Grazie alla ruota idraulica era possibile risolvere il problema del dislivello tra il pelo dell’acqua del fiume e la quota superiore degli argini, potendo sollevare facilmente le acque in particolare nella parte più bassa dell’alveo. L’uso di sbarramenti e la presenza di griglie ostacolavano il passaggio di tronchi, rami o oggetti estranei di grandi dimensioni e preservavano gli ingranaggi.
Tuttavia la mancata manutenzione del canale artificiale nel corso degli anni provocò il progressivo danneggiamento dei meccanismi interni della macchina idraulica con la conseguente definitiva rottura dell’impianto di sollevamento e incanalamento che finì con il privare il monastero dell’approvvigionamento idrico necessario (DE ROSSI, 2013).

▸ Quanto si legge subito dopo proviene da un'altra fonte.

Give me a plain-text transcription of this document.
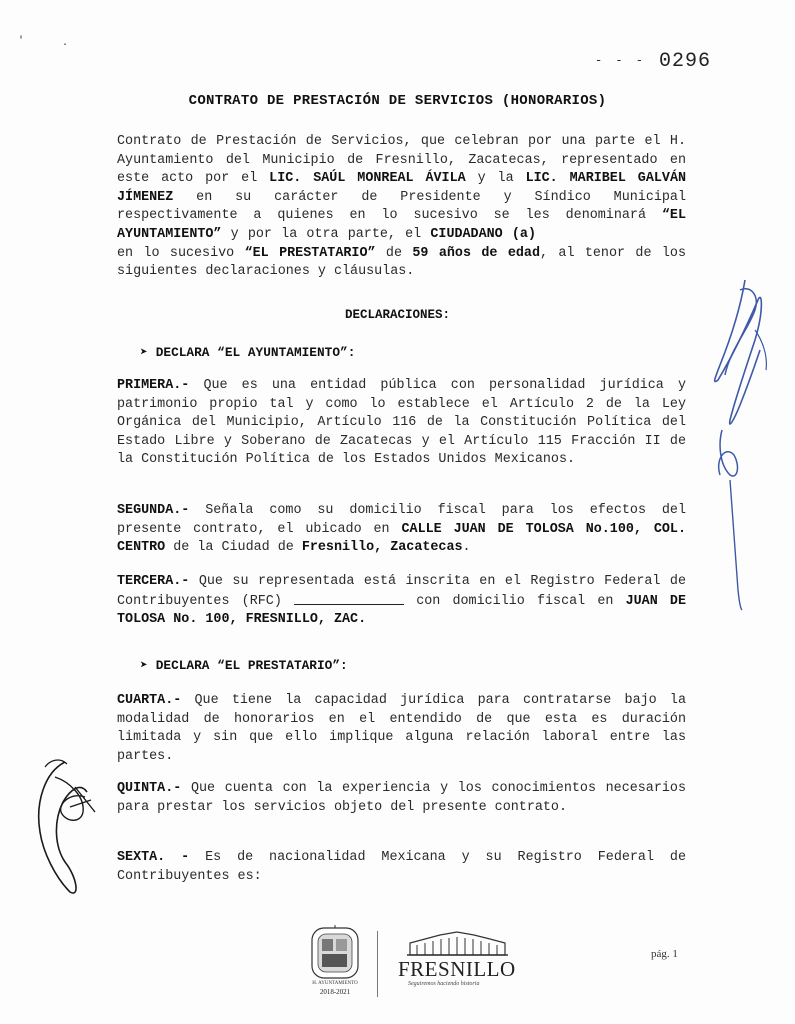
'	.
- - - 0296
CONTRATO DE PRESTACIÓN DE SERVICIOS (HONORARIOS)
Contrato de Prestación de Servicios, que celebran por una parte el H. Ayuntamiento del Municipio de Fresnillo, Zacatecas, representado en este acto por el LIC. SAÚL MONREAL ÁVILA y la LIC. MARIBEL GALVÁN JÍMENEZ en su carácter de Presidente y Síndico Municipal respectivamente a quienes en lo sucesivo se les denominará “EL AYUNTAMIENTO” y por la otra parte, el CIUDADANO (a) en lo sucesivo “EL PRESTATARIO” de 59 años de edad, al tenor de los siguientes declaraciones y cláusulas.
DECLARACIONES:
➤ DECLARA “EL AYUNTAMIENTO”:
PRIMERA.- Que es una entidad pública con personalidad jurídica y patrimonio propio tal y como lo establece el Artículo 2 de la Ley Orgánica del Municipio, Artículo 116 de la Constitución Política del Estado Libre y Soberano de Zacatecas y el Artículo 115 Fracción II de la Constitución Política de los Estados Unidos Mexicanos.
SEGUNDA.- Señala como su domicilio fiscal para los efectos del presente contrato, el ubicado en CALLE JUAN DE TOLOSA No.100, COL. CENTRO de la Ciudad de Fresnillo, Zacatecas.
TERCERA.- Que su representada está inscrita en el Registro Federal de Contribuyentes (RFC)	con domicilio fiscal en JUAN DE TOLOSA No. 100, FRESNILLO, ZAC.
➤ DECLARA “EL PRESTATARIO”:
CUARTA.- Que tiene la capacidad jurídica para contratarse bajo la modalidad de honorarios en el entendido de que esta es duración limitada y sin que ello implique alguna relación laboral entre las partes.
QUINTA.- Que cuenta con la experiencia y los conocimientos necesarios para prestar los servicios objeto del presente contrato.
SEXTA. - Es de nacionalidad Mexicana y su Registro Federal de Contribuyentes es:
H. AYUNTAMIENTO
2018-2021
FRESNILLO
Seguiremos haciendo historia
pág. 1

È solo con gli interventi idraulici effettuati a partire dal XVIII secolo che il fiume Amaseno comincia a cambiare il suo originario aspetto e ad assumere i connotati attuali. Le sistemazioni attuate nella prima metà del Settecento, volute da papa Benedetto XIII (1724-1730), erano rivolte a garantire una maggiore sicurezza e stabilità al fiume attraverso complessi lavori di incanalamento e rafforzamento degli argini che ebbero una conseguenza positiva non solo dal punto di vista idrogeologico, ma anche in riferimento alla viabilità locale, con il progressivo sfruttamento della via pedemontana che collegava comodamente la città di Terracina e la città di Piperno (ROSSI, 2013).